Arab News: King Salman orders free coronavirus treatment in Saudi Arabia, including residency violators. “King Salman has ordered free treatment be provided to all coronavirus patients in all government and private health facilities in Saudi Arabia. The Kingdom’s health minister, Dr. Tawfiq bin Fawzan Al-Rabiah, announced the king’s order at a press conference in Riyadh on Monday and said it included citizens and residents – even those in violation of residency laws.”
Washington Post: ‘We care, we grieve, we love’: Dispatches from doctors, nurses on the front lines in the battle against coronavirus. “An emergency room doctor in New Jersey who had to intubate a fellow physician. A doctor in New York who had to tell her patient’s wife he was dying over FaceTime. An ICU nurse in Michigan who had to spend a 13-hour shift caring for two critically ill patients essentially on her own. These are just some of the firsthand accounts from health professionals in emergency departments and critical care units across the United States that have emerged on social media in recent weeks — providing raw, unfiltered glimpses into the lives of those on the front lines of the country’s battle against the novel coronavirus.”
University of Toronto: U of T researchers create interactive tool to help hospitals plan for COVID-19. “A group of researchers at the University of Toronto’s Dalla Lana School of Public Health have developed an interactive online tool that helps hospitals and other health-care providers estimate their capacity to manage new cases of COVID-19. By taking into account the number of acute and critical care resources available to a specific health-care provider, data on the age distribution and severity of COVID-19 cases and expected duration of patient stays, the online tool helps hospitals model their capacity to respond to the fast-moving pandemic.”
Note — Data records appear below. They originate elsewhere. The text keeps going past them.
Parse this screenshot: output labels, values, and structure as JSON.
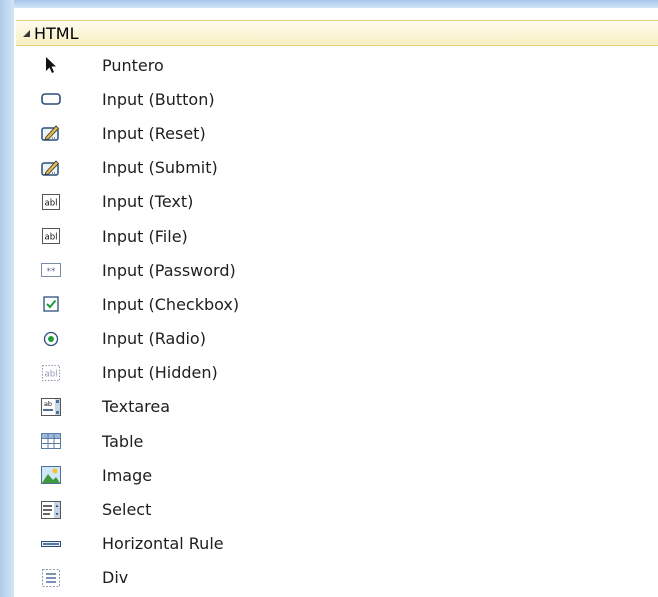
{
  "panel": {
    "group_title": "HTML",
    "items": [
      {
        "label": "Puntero",
        "icon": "pointer-icon"
      },
      {
        "label": "Input (Button)",
        "icon": "button-icon"
      },
      {
        "label": "Input (Reset)",
        "icon": "reset-icon"
      },
      {
        "label": "Input (Submit)",
        "icon": "submit-icon"
      },
      {
        "label": "Input (Text)",
        "icon": "textbox-icon"
      },
      {
        "label": "Input (File)",
        "icon": "file-input-icon"
      },
      {
        "label": "Input (Password)",
        "icon": "password-icon"
      },
      {
        "label": "Input (Checkbox)",
        "icon": "checkbox-icon"
      },
      {
        "label": "Input (Radio)",
        "icon": "radio-icon"
      },
      {
        "label": "Input (Hidden)",
        "icon": "hidden-input-icon"
      },
      {
        "label": "Textarea",
        "icon": "textarea-icon"
      },
      {
        "label": "Table",
        "icon": "table-icon"
      },
      {
        "label": "Image",
        "icon": "image-icon"
      },
      {
        "label": "Select",
        "icon": "select-icon"
      },
      {
        "label": "Horizontal Rule",
        "icon": "horizontal-rule-icon"
      },
      {
        "label": "Div",
        "icon": "div-icon"
      }
    ]
  }
}
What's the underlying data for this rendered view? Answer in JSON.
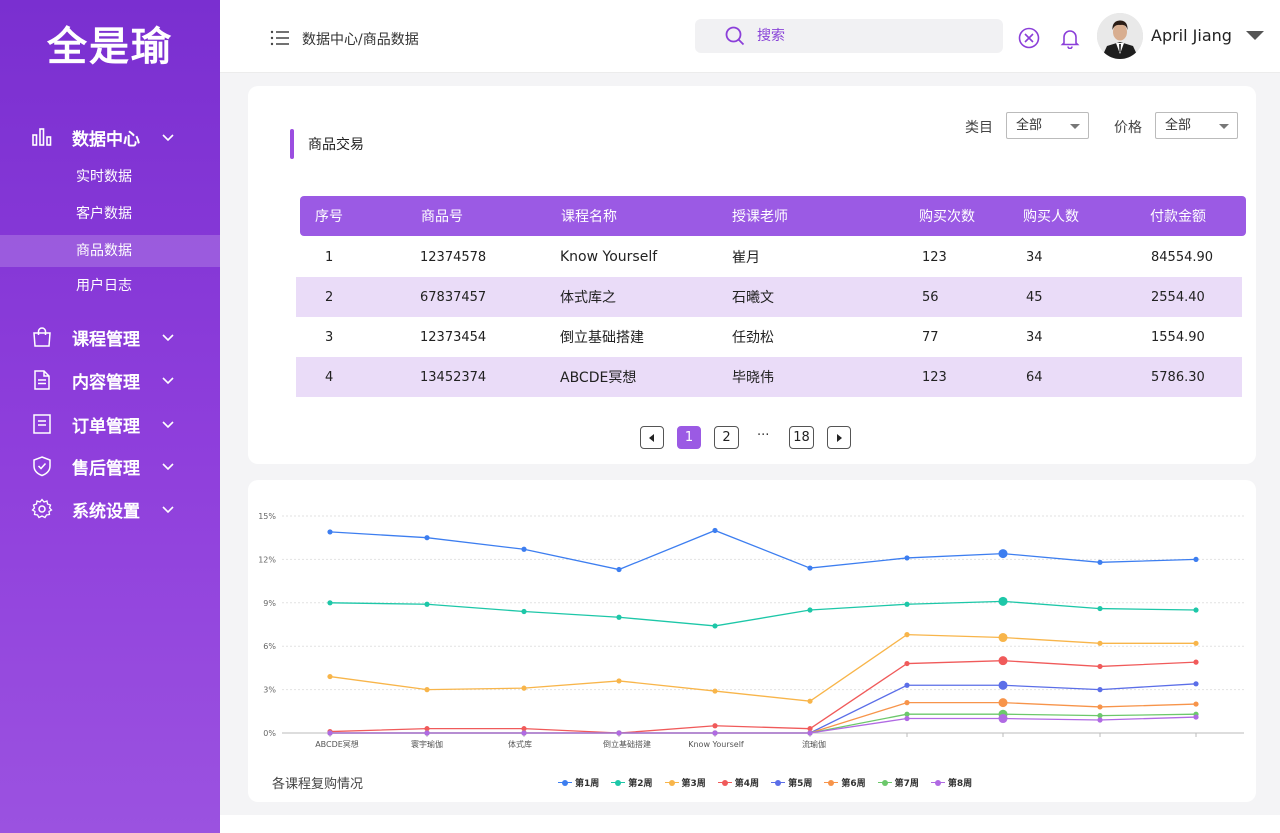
{
  "app": {
    "logo": "全是瑜"
  },
  "sidebar": {
    "groups": [
      {
        "label": "数据中心",
        "icon": "bar-chart-icon"
      },
      {
        "label": "课程管理",
        "icon": "shopping-bag-icon"
      },
      {
        "label": "内容管理",
        "icon": "document-icon"
      },
      {
        "label": "订单管理",
        "icon": "order-list-icon"
      },
      {
        "label": "售后管理",
        "icon": "shield-check-icon"
      },
      {
        "label": "系统设置",
        "icon": "gear-icon"
      }
    ],
    "sub_items": [
      {
        "label": "实时数据",
        "active": false
      },
      {
        "label": "客户数据",
        "active": false
      },
      {
        "label": "商品数据",
        "active": true
      },
      {
        "label": "用户日志",
        "active": false
      }
    ]
  },
  "header": {
    "breadcrumb": "数据中心/商品数据",
    "search_placeholder": "搜索",
    "user_name": "April Jiang",
    "colors": {
      "accent": "#8b3fd9"
    }
  },
  "trade": {
    "title": "商品交易",
    "filters": [
      {
        "label": "类目",
        "value": "全部"
      },
      {
        "label": "价格",
        "value": "全部"
      }
    ],
    "columns": [
      "序号",
      "商品号",
      "课程名称",
      "授课老师",
      "购买次数",
      "购买人数",
      "付款金额"
    ],
    "rows": [
      [
        "1",
        "12374578",
        "Know Yourself",
        "崔月",
        "123",
        "34",
        "84554.90"
      ],
      [
        "2",
        "67837457",
        "体式库之",
        "石曦文",
        "56",
        "45",
        "2554.40"
      ],
      [
        "3",
        "12373454",
        "倒立基础搭建",
        "任劲松",
        "77",
        "34",
        "1554.90"
      ],
      [
        "4",
        "13452374",
        "ABCDE冥想",
        "毕晓伟",
        "123",
        "64",
        "5786.30"
      ]
    ],
    "pagination": {
      "pages": [
        "1",
        "2",
        "18"
      ],
      "ellipsis": "···",
      "current": "1"
    }
  },
  "chart_data": {
    "type": "line",
    "title": "各课程复购情况",
    "categories": [
      "ABCDE冥想",
      "寰宇瑜伽",
      "体式库",
      "",
      "倒立基础搭建",
      "",
      "Know Yourself",
      "",
      "流瑜伽",
      "",
      "",
      "",
      "",
      "",
      "",
      "",
      "",
      "",
      "",
      ""
    ],
    "x_labels": [
      "ABCDE冥想",
      "寰宇瑜伽",
      "体式库",
      "倒立基础搭建",
      "Know Yourself",
      "流瑜伽"
    ],
    "y_ticks": [
      "0%",
      "3%",
      "6%",
      "9%",
      "12%",
      "15%"
    ],
    "ylim": [
      0,
      15
    ],
    "grid": true,
    "legend_position": "bottom",
    "series": [
      {
        "name": "第1周",
        "color": "#3d7ef0",
        "values": [
          13.9,
          13.5,
          12.7,
          11.3,
          14.0,
          11.4,
          12.1,
          12.4,
          11.8,
          12.0
        ]
      },
      {
        "name": "第2周",
        "color": "#1dc7a8",
        "values": [
          9.0,
          8.9,
          8.4,
          8.0,
          7.4,
          8.5,
          8.9,
          9.1,
          8.6,
          8.5
        ]
      },
      {
        "name": "第3周",
        "color": "#f8b54a",
        "values": [
          3.9,
          3.0,
          3.1,
          3.6,
          2.9,
          2.2,
          6.8,
          6.6,
          6.2,
          6.2
        ]
      },
      {
        "name": "第4周",
        "color": "#f05a5a",
        "values": [
          0.1,
          0.3,
          0.3,
          0.0,
          0.5,
          0.3,
          4.8,
          5.0,
          4.6,
          4.9
        ]
      },
      {
        "name": "第5周",
        "color": "#5b6ee8",
        "values": [
          0.0,
          0.0,
          0.0,
          0.0,
          0.0,
          0.0,
          3.3,
          3.3,
          3.0,
          3.4
        ]
      },
      {
        "name": "第6周",
        "color": "#f7944a",
        "values": [
          0.0,
          0.0,
          0.0,
          0.0,
          0.0,
          0.0,
          2.1,
          2.1,
          1.8,
          2.0
        ]
      },
      {
        "name": "第7周",
        "color": "#6cc86b",
        "values": [
          0.0,
          0.0,
          0.0,
          0.0,
          0.0,
          0.0,
          1.3,
          1.3,
          1.2,
          1.3
        ]
      },
      {
        "name": "第8周",
        "color": "#b06ae3",
        "values": [
          0.0,
          0.0,
          0.0,
          0.0,
          0.0,
          0.0,
          1.0,
          1.0,
          0.9,
          1.1
        ]
      }
    ],
    "highlight_index": 7
  }
}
CBS News: How to donate personal protective equipment like masks and gloves to health care workers. “Public health experts have advised people not to stockpile masks — they say only people who are already sick and medical professionals should wear masks. But panicked members of the public had already exhausted existing supplies, leading to widespread shortages. Desperate doctors and nurses are taking to social media to plead for donations of much-needed supplies using the hashtag #GetMePPE. However, it can be difficult to figure out exactly how to get these supplies into the hands of the people who need them.” Good-sized list.
Mashable: Relying on crowdfunding to pay health bills? It’s more common than you might think.. “Researchers from NORC at the University of Chicago recently conducted a survey to learn about the prevalence of crowdfunding health campaigns. It turns out that a large swath of the American public — approximately 50 million, or 20 percent of Americans — have contributed to these sorts of campaigns. What’s more, eight million Americans have started a campaign to help pay for medical expenses for themselves or someone in their household, while 12 million had started a campaign for someone else. According to the researchers’ survey, that’s three percent and five percent, respectively.”
BDaily News: Over 27 Million People Affected in Healthcare Data Breaches Last Year. “Bitglass has released its sixth annual Healthcare Breach Report. Each year, Bitglass analyses data from the U.S. Department of Health and Human Services’ ‘Wall of Shame,’ a database containing information about breaches of protected health information (PHI). In 2019, these breaches collectively affected over 27 million individuals. Bitglass’ latest report analyses the breaches of 2019, compares them to those of previous years, and reveals key trends and cybersecurity challenges facing the healthcare industry.”
UCLA Anderson Review: Machine Learning Can Help Reduce Postsurgical Hospital Readmissions. “In a study published in the medical journal Anesthesiology, UCLA Anderson’s Velibor V. Mišić and Kumar Rajaram, Ronald Reagan UCLA Medical Center’s Eilon Gabel and Ira Hofer, and University of Pittsburgh’s Aman Mahajan report devising three ‘machine learning’ models that scored significantly higher than standard statistical programs in predicting which surgical patients were at greatest risk of readmission.”